Regulation poses another problem - and it is likely that they will be out of compliance with one or more of the regulations they are governed by. Some regulators require that they keep seven years of data, and it’s in their interest to delete old data.
This customer is not sure what they’ve got but one thing is for sure: we need to help them make a plan for what to keep and what to throw away. We also need to help them find some technologies to de-duplicate their data, and to store what they do need in a way that compresses it - not makes it bigger.

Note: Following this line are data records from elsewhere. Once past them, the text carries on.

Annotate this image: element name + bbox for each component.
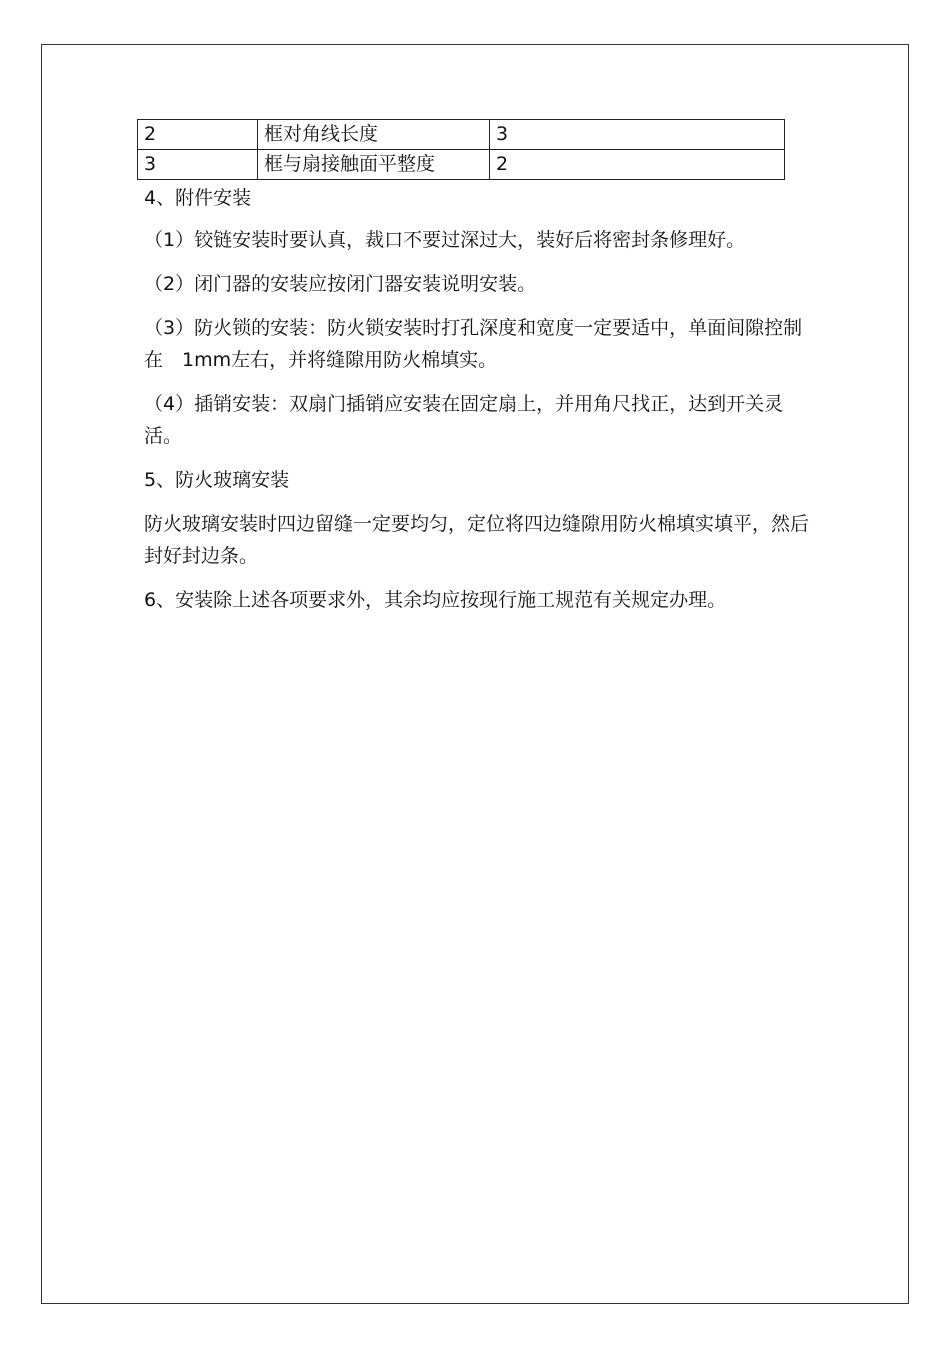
table-row: [138, 120, 785, 150]
table-cell-value: 2: [490, 150, 785, 180]
table-cell-item: 框对角线长度: [258, 120, 490, 150]
document-body: [144, 182, 816, 628]
inspection-table: [137, 119, 785, 180]
table-cell-item: 框与扇接触面平整度: [258, 150, 490, 180]
table-cell-value: 3: [490, 120, 785, 150]
paragraph-hinge: （1）铰链安装时要认真，裁口不要过深过大，装好后将密封条修理好。: [144, 229, 746, 251]
table-row: [138, 150, 785, 180]
paragraph-glass: 防火玻璃安装时四边留缝一定要均匀，定位将四边缝隙用防火棉填实填平，然后封好封边条。: [144, 513, 810, 567]
paragraph-lock: （3）防火锁的安装：防火锁安装时打孔深度和宽度一定要适中，单面间隙控制在 1mm左右，并将缝隙用防火棉填实。: [144, 317, 803, 371]
table-cell-index: 3: [138, 150, 258, 180]
section-heading-glass: 5、防火玻璃安装: [144, 469, 290, 491]
section-heading-fittings: 4、附件安装: [144, 187, 252, 209]
paragraph-other: 6、安装除上述各项要求外，其余均应按现行施工规范有关规定办理。: [144, 589, 727, 611]
paragraph-closer: （2）闭门器的安装应按闭门器安装说明安装。: [144, 273, 537, 295]
table-cell-index: 2: [138, 120, 258, 150]
paragraph-bolt: （4）插销安装：双扇门插销应安装在固定扇上，并用角尺找正，达到开关灵活。: [144, 393, 784, 447]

I encounter so many companies jumping on the big data bandwagon, the “let’s store everything” approach - and they claim it’s strategic. Sure, there are some systems that have tables with a lot of rows - like a general ledger, or a transaction system in a bank, but not all systems do. It’s everyone’s responsibility to make sure that they only keep what they need, and actively delete what they don’t.
What these companies really need to do is define a data strategy. They should define policies for what to keep, for how long, what to keep in-memory for instant analysis, what to keep close by and what to file away in cheap storage for emergencies. You can only find something if you know where it is - which means that you can only delete something if you know where it is. And the more copies you store the harder it becomes.
I’m helping my customer to build a platform to audit their data and building Qlik apps to show them what they’ve got, what they need to keep and what they can throw away. It’s an innovative use of data discovery, but an essential one. Once this project is complete we will have just a few terabytes of organized data to deal with, and we’ll be able to build some apps to show them how their business is actually performing.
In almost all of the BI and Analytics projects I’ve seen over the last 20 years, the real insights have come from analyzing data from different departments and bringing it together. The value comes from searching for subtle associations between sales and marketing, or finance and risk, and using those insights to drive decision-making and change. It’s not how much you’ve got, it’s what you do with it that matters.
Being organized is the key to success and having a data strategy is a good place to start.
Next time a storage vendor tells you that big data is the answer to the world’s problems keep all this in mind.
Maybe small data is the new big data.